Microsoft Turns to Akamai for Backup

By Gavin McCormick

Managing Editor, boston.internet.com

Shares of Akamai Technologies (NASDAQ:AKAM) climbed Monday morning after the Cambridge, Mass., company was hired by Microsoft Corp. (NASDAQ:MSFT) to back up one of its server networks and alleviate the hacker attacks that blocked traffic to Microsoft Web sites last week.

Akamai has apparently taken over four of the eight servers Microsoft uses for its domain-name server network. DNS computers translate Web address names, such as www.microsoft.com or www.MSN.com, into numerical addresses required to get access to the Seattle company’s actual Web servers.

Web developers sharply criticized the design of Microsoft’s DNS network after significant outages hit the company’s sites last week.
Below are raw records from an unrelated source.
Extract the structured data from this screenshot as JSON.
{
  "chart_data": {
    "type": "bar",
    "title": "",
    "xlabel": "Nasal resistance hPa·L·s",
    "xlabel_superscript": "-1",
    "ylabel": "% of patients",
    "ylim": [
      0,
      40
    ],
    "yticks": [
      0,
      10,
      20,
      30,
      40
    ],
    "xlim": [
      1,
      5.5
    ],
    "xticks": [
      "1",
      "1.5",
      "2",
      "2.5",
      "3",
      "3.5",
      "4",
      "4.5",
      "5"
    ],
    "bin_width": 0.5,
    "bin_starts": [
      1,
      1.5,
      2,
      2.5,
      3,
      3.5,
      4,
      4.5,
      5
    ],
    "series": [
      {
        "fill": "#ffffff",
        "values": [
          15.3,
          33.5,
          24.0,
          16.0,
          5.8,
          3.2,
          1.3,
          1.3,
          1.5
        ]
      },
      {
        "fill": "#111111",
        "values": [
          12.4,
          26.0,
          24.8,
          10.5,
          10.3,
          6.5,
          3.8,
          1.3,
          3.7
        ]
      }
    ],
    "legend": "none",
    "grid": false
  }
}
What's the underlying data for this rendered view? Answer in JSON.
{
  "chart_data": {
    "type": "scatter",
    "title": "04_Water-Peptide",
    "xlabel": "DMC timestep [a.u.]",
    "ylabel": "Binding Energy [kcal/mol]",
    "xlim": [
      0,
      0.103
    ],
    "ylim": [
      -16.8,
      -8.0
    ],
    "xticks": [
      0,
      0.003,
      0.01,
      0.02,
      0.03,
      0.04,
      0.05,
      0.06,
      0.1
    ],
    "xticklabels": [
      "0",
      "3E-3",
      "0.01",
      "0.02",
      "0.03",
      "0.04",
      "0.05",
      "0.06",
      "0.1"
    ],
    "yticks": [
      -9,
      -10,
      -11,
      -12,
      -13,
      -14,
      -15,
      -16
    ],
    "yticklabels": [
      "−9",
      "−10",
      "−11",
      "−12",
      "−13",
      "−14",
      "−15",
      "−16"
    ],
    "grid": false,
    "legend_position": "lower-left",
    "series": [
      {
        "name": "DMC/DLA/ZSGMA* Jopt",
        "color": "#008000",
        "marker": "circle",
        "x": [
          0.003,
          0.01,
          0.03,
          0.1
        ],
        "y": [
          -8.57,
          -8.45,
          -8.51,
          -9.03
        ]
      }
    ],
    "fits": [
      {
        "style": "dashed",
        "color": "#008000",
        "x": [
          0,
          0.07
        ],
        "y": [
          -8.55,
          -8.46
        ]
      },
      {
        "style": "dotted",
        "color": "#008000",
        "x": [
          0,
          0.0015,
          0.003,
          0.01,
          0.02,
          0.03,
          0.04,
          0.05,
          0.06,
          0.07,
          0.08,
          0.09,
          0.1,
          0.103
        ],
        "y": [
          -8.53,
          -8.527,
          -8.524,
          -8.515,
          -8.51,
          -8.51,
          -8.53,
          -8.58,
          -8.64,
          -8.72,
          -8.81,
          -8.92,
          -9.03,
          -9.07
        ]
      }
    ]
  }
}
The servers were configured into the same section of Microsoft’s corporate network, meaning that if that section failed, no back-up system was available to handle data traffic.

Hiring Akamai alleviates that problem. Akamai runs a network of 8,000 servers that deliver content of many popular Web sites, including Yahoo. Akamai directs Web traffic through its own servers when data clogs the main Internet backbone delivery network, speeding the content to users — and adding a layer of security
against hacker attacks.

Akamai will apparently operate half of Microsoft’s DNS network, with servers in London and three U.S. cities (network addresses suggest New York, Chicago and Santa Clara, Calif.). That means hackers would be unable to stop Microsoft’s Web traffic by flooding just one location, as they did last week.
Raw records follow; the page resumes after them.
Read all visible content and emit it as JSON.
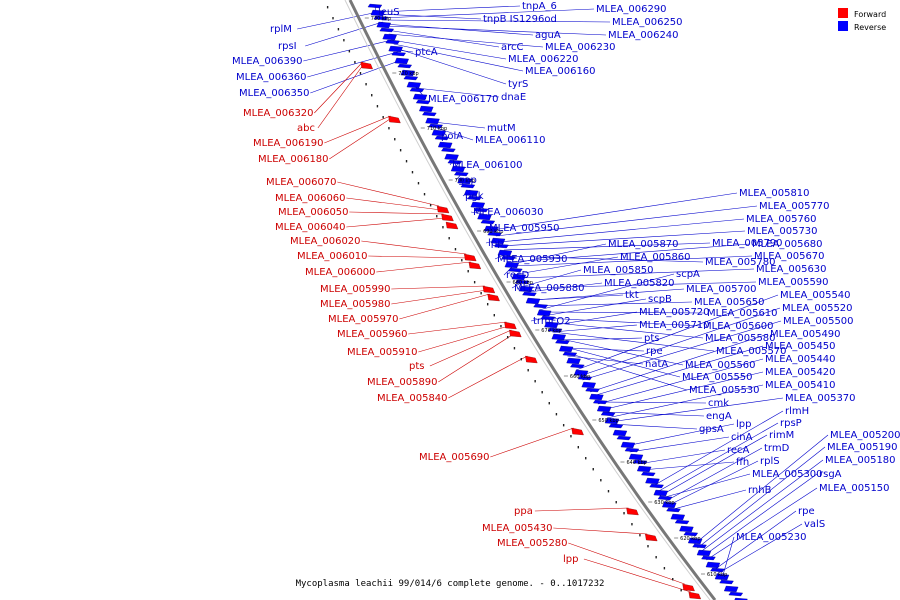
{
  "caption": "Mycoplasma leachii 99/014/6 complete genome. - 0..1017232",
  "legend": [
    {
      "label": "Forward",
      "color": "#ff0000"
    },
    {
      "label": "Reverse",
      "color": "#0000ff"
    }
  ],
  "colors": {
    "forward": "#cc0000",
    "reverse": "#0000cc",
    "forward_fill": "#ff0000",
    "reverse_fill": "#0000ff"
  },
  "ticks": [
    "730 kbp",
    "720 kbp",
    "710 kbp",
    "700 kbp",
    "690 kbp",
    "680 kbp",
    "670 kbp",
    "660 kbp",
    "650 kbp",
    "640 kbp",
    "630 kbp",
    "620 kbp",
    "610 kbp"
  ],
  "reverse_labels": [
    "leuS",
    "tnpA_6",
    "tnpB IS1296od",
    "MLEA_006290",
    "MLEA_006250",
    "aguA",
    "MLEA_006240",
    "ptcA",
    "arcC",
    "MLEA_006230",
    "MLEA_006220",
    "MLEA_006160",
    "tyrS",
    "MLEA_006170",
    "dnaE",
    "mutM",
    "polA",
    "MLEA_006110",
    "MLEA_006100",
    "gap",
    "pgk",
    "MLEA_006030",
    "MLEA_005950",
    "lpp",
    "MLEA_005930",
    "recD",
    "MLEA_005880",
    "trmFO2",
    "MLEA_005870",
    "MLEA_005860",
    "MLEA_005850",
    "MLEA_005820",
    "tkt",
    "scpA",
    "scpB",
    "MLEA_005720",
    "MLEA_005710",
    "pts",
    "rpe",
    "natA",
    "MLEA_005810",
    "MLEA_005790",
    "MLEA_005780",
    "MLEA_005770",
    "MLEA_005760",
    "MLEA_005730",
    "MLEA_005680",
    "MLEA_005670",
    "MLEA_005630",
    "MLEA_005590",
    "MLEA_005700",
    "MLEA_005650",
    "MLEA_005610",
    "MLEA_005600",
    "MLEA_005580",
    "MLEA_005570",
    "MLEA_005560",
    "MLEA_005550",
    "MLEA_005530",
    "MLEA_005540",
    "MLEA_005520",
    "MLEA_005500",
    "MLEA_005490",
    "MLEA_005450",
    "MLEA_005440",
    "MLEA_005420",
    "MLEA_005410",
    "MLEA_005370",
    "cmk",
    "engA",
    "gpsA",
    "lpp",
    "cinA",
    "recA",
    "ffh",
    "rlmH",
    "rpsP",
    "rimM",
    "trmD",
    "rplS",
    "MLEA_005300",
    "rnhB",
    "MLEA_005200",
    "MLEA_005190",
    "MLEA_005180",
    "rsgA",
    "MLEA_005150",
    "rpe",
    "valS",
    "MLEA_005230",
    "rplM",
    "rpsI",
    "MLEA_006390",
    "MLEA_006360",
    "MLEA_006350"
  ],
  "forward_labels": [
    "MLEA_006320",
    "abc",
    "MLEA_006190",
    "MLEA_006180",
    "MLEA_006070",
    "MLEA_006060",
    "MLEA_006050",
    "MLEA_006040",
    "MLEA_006020",
    "MLEA_006010",
    "MLEA_006000",
    "MLEA_005990",
    "MLEA_005980",
    "MLEA_005970",
    "MLEA_005960",
    "MLEA_005910",
    "pts",
    "MLEA_005890",
    "MLEA_005840",
    "MLEA_005690",
    "ppa",
    "MLEA_005430",
    "MLEA_005280",
    "lpp"
  ]
}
Akamai spokespeople failed to respond to phone calls Monday morning. AKAM shares were up 2.125, or 7 percent, at 31.875 in Monday morning trading. MSFT was down 0.6875, or 1 percent, at 63.3125.
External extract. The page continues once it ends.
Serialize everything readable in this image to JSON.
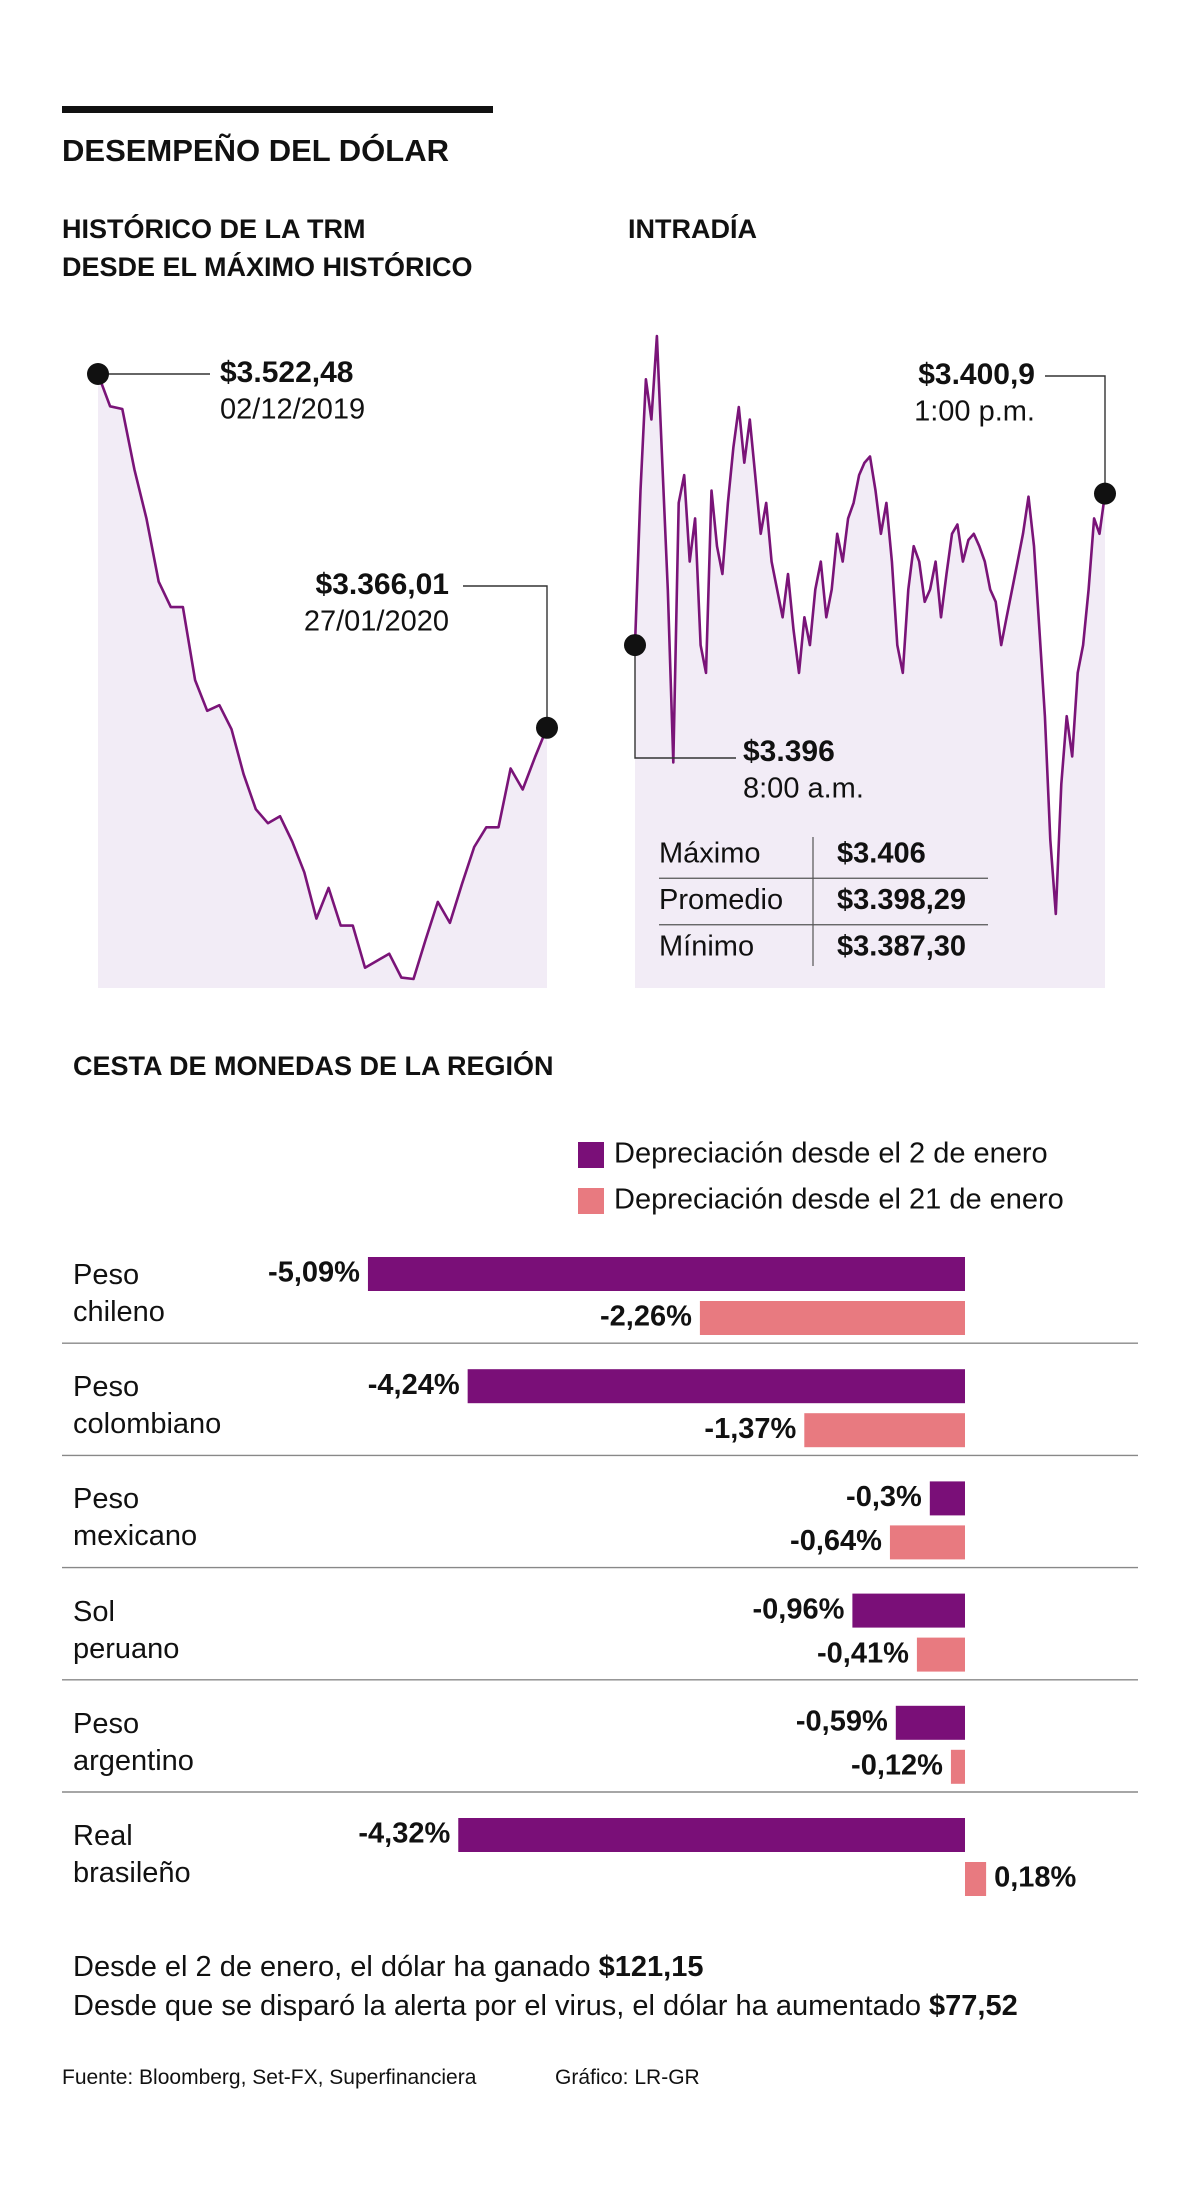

Outages first hit Microsoft Tuesday when one of its own workers evidently misconfigured a DNS router, a device designed to smooth the flow of data traffic throughout the network. When reports of that outage noted Microsoft’s flawed network design, hackers jumped at the opportunity to mess with the software giant.

They flooded the DNS network with millions of electronic messages, preventing users from seeing all Microsoft sites, including Hotmail.com MSNBC.com, for almost five hours on Thursday and two 15-minute periods on Friday.

In a statement, Microsoft spokesman Rick Devenuti said the company had learned “painful lessons” from the hacker attacks, adding that it “did not apply sufficient self-defense techniques” to its network.

In an aside, one network security expert noted that Microsoft has apparently shifted to a system that relies on the Linux operating system, a direct competitor to Microsoft’s Windows software.

Matt Power, a developer who works on the RAZOR team of Bindview Corp., said programs that can guess the operating system used by any Internet site suggest that Akamai’s servers use the Linux operating system for their network implementation.

Power called it “highly unlikely” that the Akamai servers are running on Windows — no small irony in a story about Microsoft attempting to improve its Internet network security.